2.1.4.5 Aktivitas-Aktivitas Belajar
Menurut Syaiful Bahri Djamarah (2002:38) aktivitas-aktivitas dalam belajar
adalah:
1) Mendengarkan
Mendengarkan adalah salah satu aktivitas belajar. Setiap orang yang belajar di
sekolah pasti ada aktivitas mendengarkan. Ketika seorang guru menggunakan
metode ceramah, maka setiap siswa atau mahasiswa diharuskan mendengarkan
apa yang guru (dosen) sampaikan. Menjadi pendengar yang baik dituntut dari
mereka. Di sela-sela ceramah itu, ada aktivitas mencatat hal-hal yang dianggap
penting.
2) Memandang

Memandang adalah mengarahkan penglihatan ke suatu objek. Aktivitas
memandang berhubungan erat dengan mata.

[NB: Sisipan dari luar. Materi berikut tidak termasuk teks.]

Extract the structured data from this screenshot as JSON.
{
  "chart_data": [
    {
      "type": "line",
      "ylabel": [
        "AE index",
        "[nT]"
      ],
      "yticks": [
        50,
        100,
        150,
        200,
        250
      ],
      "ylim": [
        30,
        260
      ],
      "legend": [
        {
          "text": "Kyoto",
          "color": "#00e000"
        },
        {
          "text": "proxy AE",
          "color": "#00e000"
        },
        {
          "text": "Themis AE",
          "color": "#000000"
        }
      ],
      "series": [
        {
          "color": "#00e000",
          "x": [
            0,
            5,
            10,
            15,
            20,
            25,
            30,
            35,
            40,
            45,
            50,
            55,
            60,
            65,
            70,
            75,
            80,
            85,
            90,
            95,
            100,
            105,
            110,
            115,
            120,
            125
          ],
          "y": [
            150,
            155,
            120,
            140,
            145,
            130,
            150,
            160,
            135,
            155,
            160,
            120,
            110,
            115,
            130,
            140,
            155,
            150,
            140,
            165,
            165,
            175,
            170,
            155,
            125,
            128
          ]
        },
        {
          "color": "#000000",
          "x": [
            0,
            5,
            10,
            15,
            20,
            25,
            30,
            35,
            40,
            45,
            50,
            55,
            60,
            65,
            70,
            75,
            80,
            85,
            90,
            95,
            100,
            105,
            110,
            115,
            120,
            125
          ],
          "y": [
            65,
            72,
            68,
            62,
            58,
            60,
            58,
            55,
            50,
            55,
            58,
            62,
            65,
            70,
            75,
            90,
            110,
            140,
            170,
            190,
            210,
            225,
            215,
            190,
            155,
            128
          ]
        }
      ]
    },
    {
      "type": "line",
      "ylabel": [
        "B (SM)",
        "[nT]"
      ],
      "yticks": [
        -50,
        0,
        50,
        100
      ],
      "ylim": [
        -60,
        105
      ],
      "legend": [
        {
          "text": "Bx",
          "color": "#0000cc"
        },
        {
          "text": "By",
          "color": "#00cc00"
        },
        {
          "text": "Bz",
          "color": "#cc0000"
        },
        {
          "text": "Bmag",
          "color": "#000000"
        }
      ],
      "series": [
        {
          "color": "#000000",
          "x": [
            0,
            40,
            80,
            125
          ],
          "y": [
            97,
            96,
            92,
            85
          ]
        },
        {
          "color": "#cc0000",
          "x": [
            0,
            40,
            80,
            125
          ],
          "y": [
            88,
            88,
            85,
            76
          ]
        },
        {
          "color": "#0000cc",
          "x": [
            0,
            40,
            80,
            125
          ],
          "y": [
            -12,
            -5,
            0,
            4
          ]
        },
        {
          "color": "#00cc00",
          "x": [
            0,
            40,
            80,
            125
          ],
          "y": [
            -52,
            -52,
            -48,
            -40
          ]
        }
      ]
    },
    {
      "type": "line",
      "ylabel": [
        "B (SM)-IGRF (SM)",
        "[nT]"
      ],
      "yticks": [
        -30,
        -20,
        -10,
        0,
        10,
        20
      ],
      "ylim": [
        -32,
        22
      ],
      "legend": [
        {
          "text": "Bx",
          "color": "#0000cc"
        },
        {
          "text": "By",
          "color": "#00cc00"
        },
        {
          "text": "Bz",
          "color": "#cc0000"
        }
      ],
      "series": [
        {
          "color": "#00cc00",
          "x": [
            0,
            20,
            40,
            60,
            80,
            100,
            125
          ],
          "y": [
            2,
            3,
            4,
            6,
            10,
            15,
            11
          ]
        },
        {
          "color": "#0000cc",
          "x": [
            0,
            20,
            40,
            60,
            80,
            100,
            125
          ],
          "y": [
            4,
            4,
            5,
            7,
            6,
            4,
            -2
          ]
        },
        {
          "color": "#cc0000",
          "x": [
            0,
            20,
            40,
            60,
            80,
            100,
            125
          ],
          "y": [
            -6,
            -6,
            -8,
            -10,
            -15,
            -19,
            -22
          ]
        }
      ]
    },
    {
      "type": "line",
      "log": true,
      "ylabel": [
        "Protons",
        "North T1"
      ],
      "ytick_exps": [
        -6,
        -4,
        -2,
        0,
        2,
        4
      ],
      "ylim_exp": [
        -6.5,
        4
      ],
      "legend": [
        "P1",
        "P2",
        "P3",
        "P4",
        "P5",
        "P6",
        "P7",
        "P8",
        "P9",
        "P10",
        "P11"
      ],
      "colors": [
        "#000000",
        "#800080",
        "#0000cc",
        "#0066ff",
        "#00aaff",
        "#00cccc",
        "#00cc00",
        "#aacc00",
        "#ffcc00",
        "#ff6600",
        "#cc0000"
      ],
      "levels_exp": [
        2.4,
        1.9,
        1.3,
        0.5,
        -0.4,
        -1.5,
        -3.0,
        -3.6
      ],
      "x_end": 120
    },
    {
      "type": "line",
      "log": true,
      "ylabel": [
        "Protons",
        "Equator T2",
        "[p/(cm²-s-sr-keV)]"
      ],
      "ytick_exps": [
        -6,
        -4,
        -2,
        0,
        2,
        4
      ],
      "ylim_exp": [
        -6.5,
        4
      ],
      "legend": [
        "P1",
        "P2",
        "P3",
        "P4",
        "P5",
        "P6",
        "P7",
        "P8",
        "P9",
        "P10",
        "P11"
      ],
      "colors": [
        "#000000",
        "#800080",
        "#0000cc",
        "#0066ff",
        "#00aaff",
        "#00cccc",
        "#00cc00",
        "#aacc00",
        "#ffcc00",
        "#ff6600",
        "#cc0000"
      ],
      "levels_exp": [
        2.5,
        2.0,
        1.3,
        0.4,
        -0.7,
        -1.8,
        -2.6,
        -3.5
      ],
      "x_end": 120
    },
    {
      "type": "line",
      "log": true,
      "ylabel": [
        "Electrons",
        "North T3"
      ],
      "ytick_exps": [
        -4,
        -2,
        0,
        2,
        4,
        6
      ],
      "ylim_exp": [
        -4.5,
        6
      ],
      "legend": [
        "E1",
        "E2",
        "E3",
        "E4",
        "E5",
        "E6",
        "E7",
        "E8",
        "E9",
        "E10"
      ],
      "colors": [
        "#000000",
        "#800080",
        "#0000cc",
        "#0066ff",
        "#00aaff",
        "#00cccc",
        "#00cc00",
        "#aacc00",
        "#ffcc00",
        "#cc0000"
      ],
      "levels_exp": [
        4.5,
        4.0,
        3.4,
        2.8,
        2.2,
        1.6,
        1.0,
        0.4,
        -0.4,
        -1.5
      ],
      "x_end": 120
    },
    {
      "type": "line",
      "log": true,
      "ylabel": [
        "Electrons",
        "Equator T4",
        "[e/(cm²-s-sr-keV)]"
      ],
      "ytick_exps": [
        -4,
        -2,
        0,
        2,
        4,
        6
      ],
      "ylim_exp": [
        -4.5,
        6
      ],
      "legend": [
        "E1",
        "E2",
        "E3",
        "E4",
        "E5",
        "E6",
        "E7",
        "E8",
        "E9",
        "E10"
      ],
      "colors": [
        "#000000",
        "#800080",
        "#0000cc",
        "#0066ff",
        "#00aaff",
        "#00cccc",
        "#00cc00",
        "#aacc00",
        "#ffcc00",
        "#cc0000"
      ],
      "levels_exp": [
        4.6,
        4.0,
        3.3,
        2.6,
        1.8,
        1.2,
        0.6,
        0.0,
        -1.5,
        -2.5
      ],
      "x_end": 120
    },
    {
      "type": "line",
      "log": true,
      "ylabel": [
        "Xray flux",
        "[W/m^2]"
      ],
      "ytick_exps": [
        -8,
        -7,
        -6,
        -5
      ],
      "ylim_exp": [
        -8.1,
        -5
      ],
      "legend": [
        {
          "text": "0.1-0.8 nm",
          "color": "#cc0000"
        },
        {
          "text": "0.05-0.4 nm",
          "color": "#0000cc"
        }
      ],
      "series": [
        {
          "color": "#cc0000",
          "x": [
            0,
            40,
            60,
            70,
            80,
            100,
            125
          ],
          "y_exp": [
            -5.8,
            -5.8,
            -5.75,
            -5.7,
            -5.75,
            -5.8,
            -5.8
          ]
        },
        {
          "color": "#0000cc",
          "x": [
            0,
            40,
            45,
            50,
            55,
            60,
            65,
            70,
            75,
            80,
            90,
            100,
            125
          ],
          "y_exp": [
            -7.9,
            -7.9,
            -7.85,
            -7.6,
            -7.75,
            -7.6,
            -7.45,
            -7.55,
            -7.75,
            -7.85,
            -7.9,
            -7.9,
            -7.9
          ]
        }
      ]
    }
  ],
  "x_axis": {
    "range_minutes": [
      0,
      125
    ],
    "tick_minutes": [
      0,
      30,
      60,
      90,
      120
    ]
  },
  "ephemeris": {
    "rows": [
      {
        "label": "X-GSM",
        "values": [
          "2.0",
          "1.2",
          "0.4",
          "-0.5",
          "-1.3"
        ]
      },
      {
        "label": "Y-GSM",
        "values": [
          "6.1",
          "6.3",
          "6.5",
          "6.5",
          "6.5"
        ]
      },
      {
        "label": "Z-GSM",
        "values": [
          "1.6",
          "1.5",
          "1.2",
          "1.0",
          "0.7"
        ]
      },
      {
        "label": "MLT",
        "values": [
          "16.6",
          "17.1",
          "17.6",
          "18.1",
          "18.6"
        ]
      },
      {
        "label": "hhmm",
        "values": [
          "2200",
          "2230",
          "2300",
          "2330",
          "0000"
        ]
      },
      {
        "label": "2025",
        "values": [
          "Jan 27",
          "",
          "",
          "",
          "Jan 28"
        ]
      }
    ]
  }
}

Karena dalam memandang itu
matalah yang memegang peranan penting. Tanpa mata tidak mungkin terjadi
aktivitas memandang dapat dilakukan. Orang buta pasti tidak dapat melihat. Maka
dia tidak bisa memandang sesuatu yang menjadi kebutuhannya.
3) Meraba, Membau, dan Mencicipi atau Mengecap
Aktivitas meraba, membau, dan mengecap adalah indra manusia yang dapat
dijadikan sebagai alat untuk kepentingan belajar. Artinya aktivitas meraba,
membau, dan mengecap dapat memberikan kesempatan bagi seseorang untuk
belajar. Tentu saja aktivitas harus disadari oleh suatu tujuan. Dengan demikian,
aktivitas-aktivitas meraba, membau, mengecap dapat dikatakan belajar, apabila
semua aktivitas itu didorong oleh kebutuhan, motivasi untuk mencapai tujuan
dengan menggunakan situasi tertentu untuk memperoleh perubahan tingkah laku.